Our training corpus includes a new mix of data from publicly available sources, which does not include data from Meta’s products or services. We made an effort to remove data from certain sites known to contain a high volume of personal information about private individuals. 

No further details about data sources are given. This is because, since all current language models mostly use similar architecture, Meta’s key competitive advantage comes from their training dataset. 

Additionally, while Meta provides a file defining the Llama architecture that can be used to load their models, they also do not release their infrastructure or codebase which was used to train the Llama models from scratch. To actually train one’s own language model requires assembling one’s own dataset and building this training infrastructure on one’s own computing clusters, which further requires an engineering team with expertise in high performance computing (HPC). Releasing the Llama 2 model weights does not enable other teams to develop a competitor for free any more than they already could, especially considering that advances like SwiGLU or GQA were already publicly known through open access academic publishing. In addition, Llama 2 also gave Meta concrete benefits: the Hugging Face discussion positions Llama as the current standard for open-weight LLM software, such that not using its architecture and naming convention is a disadvantage.

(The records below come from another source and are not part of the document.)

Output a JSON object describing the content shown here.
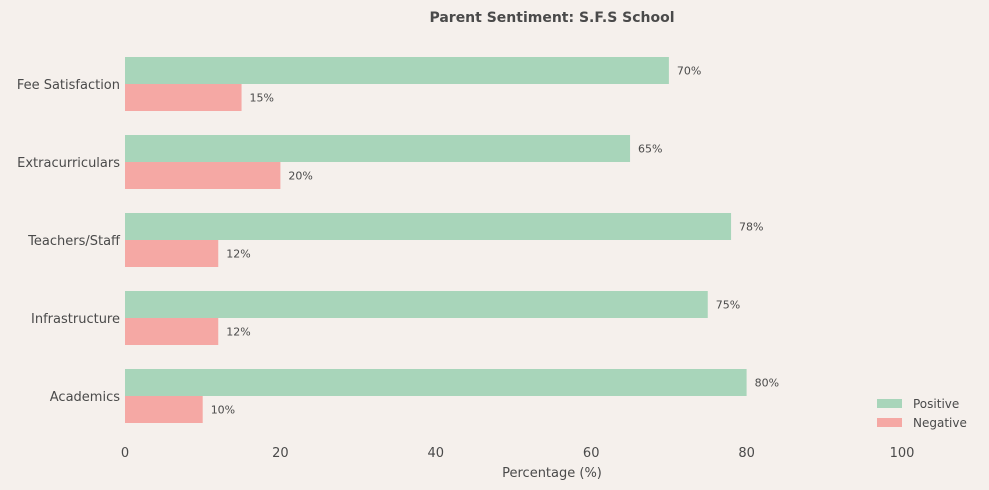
{
  "chart_data": {
    "type": "bar",
    "orientation": "horizontal",
    "title": "Parent Sentiment: S.F.S School",
    "xlabel": "Percentage (%)",
    "ylabel": "",
    "xlim": [
      0,
      100
    ],
    "xticks": [
      "0",
      "20",
      "40",
      "60",
      "80",
      "100"
    ],
    "categories": [
      "Fee Satisfaction",
      "Extracurriculars",
      "Teachers/Staff",
      "Infrastructure",
      "Academics"
    ],
    "series": [
      {
        "name": "Positive",
        "color": "#a8d5ba",
        "values": [
          70,
          65,
          78,
          75,
          80
        ],
        "labels": [
          "70%",
          "65%",
          "78%",
          "75%",
          "80%"
        ]
      },
      {
        "name": "Negative",
        "color": "#f5a8a4",
        "values": [
          15,
          20,
          12,
          12,
          10
        ],
        "labels": [
          "15%",
          "20%",
          "12%",
          "12%",
          "10%"
        ]
      }
    ],
    "legend_position": "bottom-right",
    "grid": false
  },
  "colors": {
    "background": "#f5f0ec",
    "text": "#4a4a4a"
  }
}
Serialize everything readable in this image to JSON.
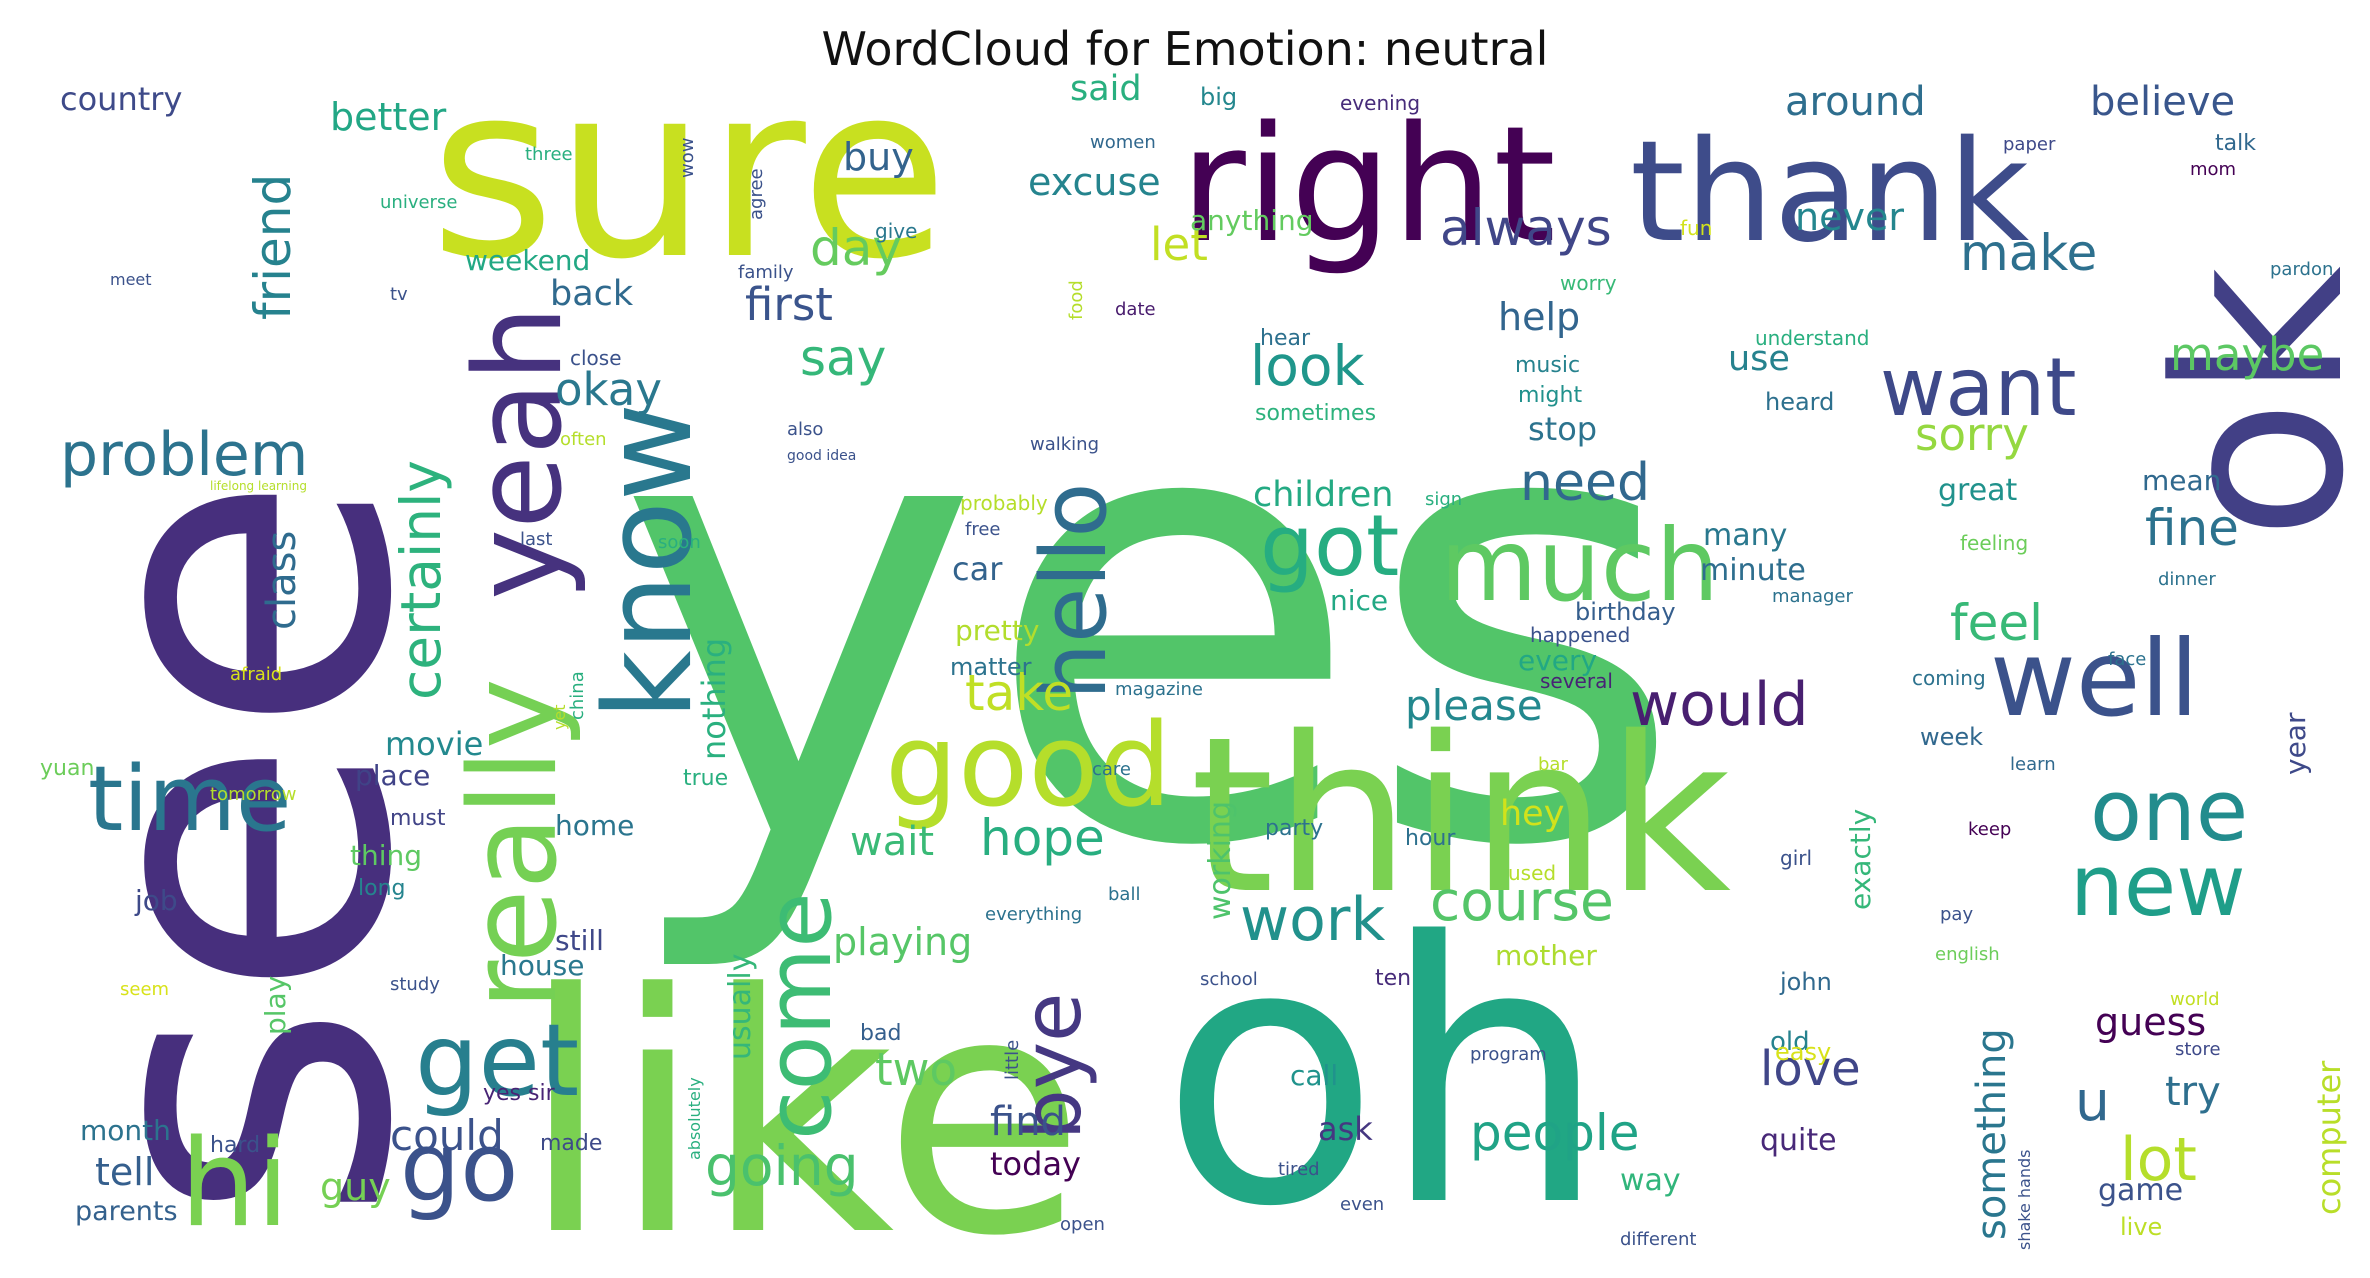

Two weeks after the New York Times article was published, 01.AI released the Yi technical report, which mentions these factors. Perhaps in response to negative media coverage, they explicitly state that a “standard” architecture is sufficient, and that far more effort must be spent on curating and processing a high-quality dataset. For Yi-34B, this included work to ensure performance in Chinese, and they had to build out this data processing pipeline as well as model pretraining infrastructure from scratch. 01.AI thus had to solve the same problems as those faced by other language model training companies, and is not “built on” Llama 2 any more than it is built on other language models, including models that were never released, such as Google’s PaLM.

Conclusion

We hope this post illustrates how Yi-34B fits into larger trends in language model training. We want to emphasize that the NYT writers were not negligent and that the error is completely understandable, as interpreting this Hugging Face issue clearly requires a substantial amount of context about model development and the current open AI ecosystem. Journalists cannot be expected to have this level of machine learning know-how. Our goal here is to educate, because we believe public discussion of AI needs to be firmly grounded in facts. In this case, 01.AI’s founder was absolutely correct when he stated that the company followed standard industry practices.